The challenge of demographic change

There may be a lot of debate about what the “big society” means, but there’s one thing we should all be able to agree on: we live in a big society – and it’s getting bigger. 62 million today. 64 million in five year’s time. And then on up to 70 million by 2028, according to the government.  (No, I’m not doing my bit, as my wife is about to have our third child.) What’s odd is how little debate there’s been at Westminster about all this.

Why? Partly because it means you have to talk about immigration (still seen as toxic by many in SW1); partly because it is one of those issues that is just so big that it almost saps the will to live. Schools, hospitals, welfare, housing, energy, transport, water – it goes to the nub of how we live and function. And partly because the consequences of this population explosion are only now emerging as a political issue on the doorstep.

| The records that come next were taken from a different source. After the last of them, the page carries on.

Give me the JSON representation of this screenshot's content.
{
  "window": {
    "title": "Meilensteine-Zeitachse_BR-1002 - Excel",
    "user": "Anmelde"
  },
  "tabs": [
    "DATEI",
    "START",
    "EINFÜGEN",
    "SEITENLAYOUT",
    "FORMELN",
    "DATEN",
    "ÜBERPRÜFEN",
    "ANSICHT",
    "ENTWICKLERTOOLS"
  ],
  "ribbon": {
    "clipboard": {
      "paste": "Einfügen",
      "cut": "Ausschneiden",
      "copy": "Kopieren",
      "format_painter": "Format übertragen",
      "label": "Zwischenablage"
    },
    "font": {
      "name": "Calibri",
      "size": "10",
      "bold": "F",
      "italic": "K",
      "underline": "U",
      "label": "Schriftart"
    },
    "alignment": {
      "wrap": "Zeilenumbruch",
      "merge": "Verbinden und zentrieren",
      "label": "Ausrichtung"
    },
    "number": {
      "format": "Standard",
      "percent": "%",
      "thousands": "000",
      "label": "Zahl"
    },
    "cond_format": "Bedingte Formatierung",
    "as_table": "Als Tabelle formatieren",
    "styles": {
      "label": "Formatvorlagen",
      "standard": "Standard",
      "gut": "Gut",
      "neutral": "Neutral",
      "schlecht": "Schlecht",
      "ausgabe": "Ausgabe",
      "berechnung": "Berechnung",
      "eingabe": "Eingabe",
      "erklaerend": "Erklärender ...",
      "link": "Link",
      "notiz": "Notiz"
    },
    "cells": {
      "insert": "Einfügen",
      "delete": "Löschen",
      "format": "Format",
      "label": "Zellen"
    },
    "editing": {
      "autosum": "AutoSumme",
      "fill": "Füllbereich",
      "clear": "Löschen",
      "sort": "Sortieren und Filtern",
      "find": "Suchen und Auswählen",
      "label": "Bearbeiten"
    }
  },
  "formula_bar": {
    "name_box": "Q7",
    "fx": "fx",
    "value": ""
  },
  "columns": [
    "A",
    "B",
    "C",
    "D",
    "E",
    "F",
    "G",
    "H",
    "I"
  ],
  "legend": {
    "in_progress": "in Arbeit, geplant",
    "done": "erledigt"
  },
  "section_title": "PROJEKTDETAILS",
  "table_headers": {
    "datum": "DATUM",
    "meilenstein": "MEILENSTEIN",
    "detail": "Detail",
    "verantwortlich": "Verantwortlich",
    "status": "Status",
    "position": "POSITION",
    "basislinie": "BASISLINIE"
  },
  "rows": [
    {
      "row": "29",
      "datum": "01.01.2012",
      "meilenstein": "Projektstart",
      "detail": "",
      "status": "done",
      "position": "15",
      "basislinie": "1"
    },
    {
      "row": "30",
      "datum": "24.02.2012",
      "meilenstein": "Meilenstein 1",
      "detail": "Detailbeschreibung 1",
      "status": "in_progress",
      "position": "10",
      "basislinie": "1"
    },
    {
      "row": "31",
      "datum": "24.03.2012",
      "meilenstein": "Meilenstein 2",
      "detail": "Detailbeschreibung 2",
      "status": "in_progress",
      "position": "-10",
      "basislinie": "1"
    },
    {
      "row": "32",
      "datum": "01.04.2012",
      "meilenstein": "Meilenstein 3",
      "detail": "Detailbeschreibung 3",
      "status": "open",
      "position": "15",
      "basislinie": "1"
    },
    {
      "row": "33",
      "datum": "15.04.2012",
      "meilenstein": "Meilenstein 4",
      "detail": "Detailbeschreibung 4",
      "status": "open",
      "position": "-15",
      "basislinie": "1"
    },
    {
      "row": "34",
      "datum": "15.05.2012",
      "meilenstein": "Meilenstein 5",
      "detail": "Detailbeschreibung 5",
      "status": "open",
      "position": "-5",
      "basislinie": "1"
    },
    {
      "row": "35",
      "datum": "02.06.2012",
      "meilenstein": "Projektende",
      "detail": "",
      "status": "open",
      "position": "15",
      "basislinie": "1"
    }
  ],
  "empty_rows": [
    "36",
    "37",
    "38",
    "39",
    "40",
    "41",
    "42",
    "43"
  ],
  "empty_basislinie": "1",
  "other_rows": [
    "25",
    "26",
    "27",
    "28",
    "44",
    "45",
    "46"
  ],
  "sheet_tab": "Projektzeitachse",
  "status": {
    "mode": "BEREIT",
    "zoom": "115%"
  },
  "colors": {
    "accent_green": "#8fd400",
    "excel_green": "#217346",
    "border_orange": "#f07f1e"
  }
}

Research by The Spectator (see graphs below) shows just how great the challenge is, here and now. We’re going to need to build an average of 420 schools a year in England for the next four years. This won’t be news to Michael Gove: it was he who wisely pointed this out when in Opposition. Nor is it news to the thousands of parents across the country whose councils are saying that local schools are full.

To date, this issue has been reported as a “primary schools crisis”. Join up the dots to the social housing crisis. The strains on the NHS – be it maternity wards or looking after the elderly. The congestion on our roads. The growing cost of pensions… The list is endless.